I.D. Examination Criteria for 92502

The final hurdle to overcome when learning when, how, and where to report 92502 involves the examination itself. It’s a common misconception that, in order to report 92502, the provider must perform a complete otolaryngologic examination. However, a thorough examination of one specific site justifies the use of 92502 without modifier 52 (Reduced Services). For instance, the provider may opt to put a child under general anesthesia in order to evaluate for a potential nasal fracture.
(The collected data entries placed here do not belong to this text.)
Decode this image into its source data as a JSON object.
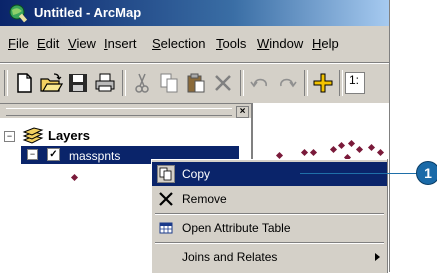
{
  "window": {
    "title": "Untitled - ArcMap"
  },
  "menu": [
    {
      "label_ul": "F",
      "label_rest": "ile"
    },
    {
      "label_ul": "E",
      "label_rest": "dit"
    },
    {
      "label_ul": "V",
      "label_rest": "iew"
    },
    {
      "label_ul": "I",
      "label_rest": "nsert"
    },
    {
      "label_ul": "S",
      "label_rest": "election"
    },
    {
      "label_ul": "T",
      "label_rest": "ools"
    },
    {
      "label_ul": "W",
      "label_rest": "indow"
    },
    {
      "label_ul": "H",
      "label_rest": "elp"
    }
  ],
  "toolbar": {
    "scale_text": "1:"
  },
  "toc": {
    "close_glyph": "×",
    "layers_label": "Layers",
    "layer_name": "masspnts",
    "expand_glyph": "⊟",
    "collapse_glyph": "−",
    "check_glyph": "✓"
  },
  "context_menu": {
    "items": [
      {
        "label": "Copy",
        "highlighted": true,
        "icon": "copy-icon"
      },
      {
        "label": "Remove",
        "icon": "remove-icon"
      },
      {
        "label": "Open Attribute Table",
        "icon": "table-icon"
      },
      {
        "label": "Joins and Relates",
        "icon": "",
        "submenu": true
      }
    ]
  },
  "callout": {
    "number": "1",
    "color": "#1a6aa8"
  },
  "colors": {
    "selection": "#0a246a",
    "point_symbol": "#7a1a3a"
  }
}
An examination of the nose and nasal passageway is sufficient in order to justify reporting 92502.

“But, keep in mind that should the physician subsequently perform a closed treatment of the nasal fracture with stabilization, you may only code 21320 [Closed treatment of nasal bone fracture; with stabilization],” advises Barbara J. Cobuzzi, CPC, COC, CPC-P, CPC-I, CENTC, CPCO, of CRN Healthcare Solutions in Tinton Falls, New Jersey. “92502 is considered bundled in the fracture repair,” explains Cobuzzi. The same concept applies to examinations involving the ear, sinuses, pharynx, or larynx.

“However, keep in mind there is no ‘official’ guidance from the American Medical Association [AMA] or American Academy of Otolaryngology – Head and Neck Surgery [AAO-HNS] on the reporting of 92502,” says Jennifer M. Connell, CPC, COC, CENTC, CPCO, CPMA, CPPM, CPC-P, CPB, CPC-I, CEMA, CEMC, owner of E2E Health Solutions in Victoria, Texas.